Code of Federal Regulations

The OWCP Code of Federal Regulations (CFR) is a set of regulations that govern the administration of the Federal Employees’ Compensation Act (FECA). The FECA provides benefits to federal employees who are injured or become ill as a result of their employment with the federal government.

The OWCP CFR covers a wide range of topics related to FECA benefits, including:

  • Eligibility for benefits
  • Notice of injury or illness
  • Medical treatment
  • Compensation payments
  • Rehabilitation services
  • Dispute resolution

The OWCP CFR is a complex and detailed document, but it is an important resource for federal employees who are seeking benefits under the FECA.

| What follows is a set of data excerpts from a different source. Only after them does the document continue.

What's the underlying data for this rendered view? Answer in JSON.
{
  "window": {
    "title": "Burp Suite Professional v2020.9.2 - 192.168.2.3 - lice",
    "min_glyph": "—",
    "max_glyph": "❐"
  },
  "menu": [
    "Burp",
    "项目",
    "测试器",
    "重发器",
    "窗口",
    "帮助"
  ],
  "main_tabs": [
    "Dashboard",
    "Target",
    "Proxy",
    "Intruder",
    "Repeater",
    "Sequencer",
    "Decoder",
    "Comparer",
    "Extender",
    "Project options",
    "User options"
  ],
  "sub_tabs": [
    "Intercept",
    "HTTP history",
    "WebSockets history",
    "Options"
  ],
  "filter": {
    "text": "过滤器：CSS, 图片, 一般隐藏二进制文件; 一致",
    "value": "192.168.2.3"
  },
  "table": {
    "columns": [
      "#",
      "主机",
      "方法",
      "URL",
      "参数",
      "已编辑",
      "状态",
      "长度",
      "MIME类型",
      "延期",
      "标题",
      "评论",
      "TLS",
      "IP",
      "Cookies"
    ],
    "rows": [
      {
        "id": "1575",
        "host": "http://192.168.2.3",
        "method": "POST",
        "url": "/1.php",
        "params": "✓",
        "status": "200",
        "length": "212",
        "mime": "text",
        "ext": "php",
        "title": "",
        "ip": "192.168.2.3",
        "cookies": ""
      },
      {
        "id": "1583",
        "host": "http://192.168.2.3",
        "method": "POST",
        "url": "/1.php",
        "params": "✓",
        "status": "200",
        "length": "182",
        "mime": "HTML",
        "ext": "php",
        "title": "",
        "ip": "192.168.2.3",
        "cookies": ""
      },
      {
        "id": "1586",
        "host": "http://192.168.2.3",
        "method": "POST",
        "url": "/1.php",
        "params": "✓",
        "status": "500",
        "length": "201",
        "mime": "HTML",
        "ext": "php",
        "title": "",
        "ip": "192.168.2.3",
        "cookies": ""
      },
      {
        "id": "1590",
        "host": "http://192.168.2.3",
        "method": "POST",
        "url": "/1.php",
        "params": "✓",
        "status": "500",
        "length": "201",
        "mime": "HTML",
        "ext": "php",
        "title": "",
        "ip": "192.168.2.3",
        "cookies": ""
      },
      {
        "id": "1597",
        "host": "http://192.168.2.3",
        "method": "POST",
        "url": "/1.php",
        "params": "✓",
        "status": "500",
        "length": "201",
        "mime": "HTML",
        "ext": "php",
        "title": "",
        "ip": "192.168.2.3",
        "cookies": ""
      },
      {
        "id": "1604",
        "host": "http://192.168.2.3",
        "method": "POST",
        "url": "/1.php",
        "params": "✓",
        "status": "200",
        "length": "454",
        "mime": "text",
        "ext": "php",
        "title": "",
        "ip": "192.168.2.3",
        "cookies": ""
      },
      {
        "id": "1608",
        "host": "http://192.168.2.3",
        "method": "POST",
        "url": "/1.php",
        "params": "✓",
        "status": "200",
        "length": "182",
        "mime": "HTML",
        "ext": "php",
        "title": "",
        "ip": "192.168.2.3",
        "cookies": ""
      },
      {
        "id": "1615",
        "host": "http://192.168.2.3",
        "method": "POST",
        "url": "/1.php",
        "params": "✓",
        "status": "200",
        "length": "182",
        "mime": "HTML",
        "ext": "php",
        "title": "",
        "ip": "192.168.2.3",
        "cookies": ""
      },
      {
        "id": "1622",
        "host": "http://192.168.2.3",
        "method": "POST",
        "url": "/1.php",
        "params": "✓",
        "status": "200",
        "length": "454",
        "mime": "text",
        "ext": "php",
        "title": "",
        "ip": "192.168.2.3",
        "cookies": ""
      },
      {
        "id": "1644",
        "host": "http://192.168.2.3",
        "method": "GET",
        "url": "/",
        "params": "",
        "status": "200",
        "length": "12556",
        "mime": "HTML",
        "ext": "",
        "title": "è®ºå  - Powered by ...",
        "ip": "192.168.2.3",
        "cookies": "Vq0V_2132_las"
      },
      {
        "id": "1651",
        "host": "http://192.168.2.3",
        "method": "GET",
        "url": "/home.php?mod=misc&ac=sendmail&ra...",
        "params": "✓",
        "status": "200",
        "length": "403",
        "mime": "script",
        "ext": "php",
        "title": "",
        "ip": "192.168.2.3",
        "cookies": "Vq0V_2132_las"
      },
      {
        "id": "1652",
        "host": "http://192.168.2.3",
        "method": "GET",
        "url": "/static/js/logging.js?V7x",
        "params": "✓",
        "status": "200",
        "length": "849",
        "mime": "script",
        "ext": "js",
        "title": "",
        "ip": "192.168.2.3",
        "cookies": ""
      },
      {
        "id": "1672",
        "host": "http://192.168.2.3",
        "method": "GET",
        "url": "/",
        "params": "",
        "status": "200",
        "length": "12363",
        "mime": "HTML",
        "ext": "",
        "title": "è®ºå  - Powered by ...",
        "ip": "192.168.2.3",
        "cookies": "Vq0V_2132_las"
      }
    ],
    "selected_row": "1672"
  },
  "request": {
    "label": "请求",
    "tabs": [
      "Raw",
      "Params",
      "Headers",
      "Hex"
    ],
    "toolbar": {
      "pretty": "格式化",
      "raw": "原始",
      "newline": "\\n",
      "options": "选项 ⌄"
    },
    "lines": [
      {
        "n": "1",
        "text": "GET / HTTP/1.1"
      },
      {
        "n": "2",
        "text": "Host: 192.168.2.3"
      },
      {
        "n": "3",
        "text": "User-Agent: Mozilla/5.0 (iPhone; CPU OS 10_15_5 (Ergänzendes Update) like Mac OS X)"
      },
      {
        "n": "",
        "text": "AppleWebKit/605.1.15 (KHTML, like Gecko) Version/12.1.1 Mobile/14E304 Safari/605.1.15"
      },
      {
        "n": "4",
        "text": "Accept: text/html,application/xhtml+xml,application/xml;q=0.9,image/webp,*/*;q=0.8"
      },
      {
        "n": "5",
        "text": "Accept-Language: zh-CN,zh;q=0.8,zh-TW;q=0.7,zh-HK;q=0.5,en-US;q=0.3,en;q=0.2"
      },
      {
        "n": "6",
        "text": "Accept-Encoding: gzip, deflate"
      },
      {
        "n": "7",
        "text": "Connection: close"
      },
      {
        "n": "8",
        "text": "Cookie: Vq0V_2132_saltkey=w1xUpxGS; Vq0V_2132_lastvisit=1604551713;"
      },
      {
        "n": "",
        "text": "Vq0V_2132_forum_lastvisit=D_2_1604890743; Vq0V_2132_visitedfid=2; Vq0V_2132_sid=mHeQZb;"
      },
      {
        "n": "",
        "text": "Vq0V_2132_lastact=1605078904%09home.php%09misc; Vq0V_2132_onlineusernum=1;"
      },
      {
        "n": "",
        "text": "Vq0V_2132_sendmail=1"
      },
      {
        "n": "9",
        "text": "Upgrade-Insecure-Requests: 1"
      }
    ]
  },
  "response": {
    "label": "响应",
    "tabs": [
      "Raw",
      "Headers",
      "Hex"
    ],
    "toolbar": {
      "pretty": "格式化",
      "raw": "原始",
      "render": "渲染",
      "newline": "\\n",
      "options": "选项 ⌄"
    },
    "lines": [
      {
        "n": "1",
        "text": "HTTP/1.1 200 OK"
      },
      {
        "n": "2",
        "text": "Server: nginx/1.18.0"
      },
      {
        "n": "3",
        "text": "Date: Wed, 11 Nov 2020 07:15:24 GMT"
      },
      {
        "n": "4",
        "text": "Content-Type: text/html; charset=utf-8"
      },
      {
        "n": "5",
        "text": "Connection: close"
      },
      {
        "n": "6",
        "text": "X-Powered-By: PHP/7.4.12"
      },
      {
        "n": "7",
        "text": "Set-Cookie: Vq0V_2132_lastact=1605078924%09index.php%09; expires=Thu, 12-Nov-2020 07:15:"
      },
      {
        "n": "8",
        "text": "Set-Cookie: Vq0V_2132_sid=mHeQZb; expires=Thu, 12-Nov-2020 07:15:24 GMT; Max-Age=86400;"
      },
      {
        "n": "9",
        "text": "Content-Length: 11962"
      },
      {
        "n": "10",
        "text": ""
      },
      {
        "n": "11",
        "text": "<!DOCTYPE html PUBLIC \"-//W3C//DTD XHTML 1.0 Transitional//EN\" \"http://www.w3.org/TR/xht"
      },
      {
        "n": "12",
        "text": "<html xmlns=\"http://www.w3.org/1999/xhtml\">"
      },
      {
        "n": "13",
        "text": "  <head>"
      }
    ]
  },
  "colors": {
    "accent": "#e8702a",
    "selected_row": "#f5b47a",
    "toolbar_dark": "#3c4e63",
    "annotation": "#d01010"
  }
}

Here is a summary of some of the key provisions of the OWCP CFR:

  • To be eligible for benefits under the FECA, a federal employee must be injured or become ill in the course of their employment. The injury or illness must be causally related to the employment, and it must be disabling.
  • Employees must file a timely notice of injury or illness with their employing agency. The notice must be filed within 30 days of the injury or illness.
  • Employees are entitled to medical treatment for injuries or illnesses that are covered by the FECA. The medical treatment must be provided by a provider who is approved by the OWCP.
  • Employees are entitled to compensation payments if they are unable to work due to their injury or illness. The compensation payments are based on the employee’s wages and the extent of their disability.
  • The OWCP provides rehabilitation services to help employees who are injured or ill return to work. These services may include job training, counseling, and financial assistance.
  • Employees who disagree with a decision made by the OWCP have the right to appeal that decision. Appeals are heard by the Employees’ Compensation Appeals Board (ECAB).

The OWCP CFR is a valuable resource for federal employees who are seeking benefits under the FECA. If you have any questions about your rights under the FECA, you should contact the OWCP or an attorney who specializes in FECA law.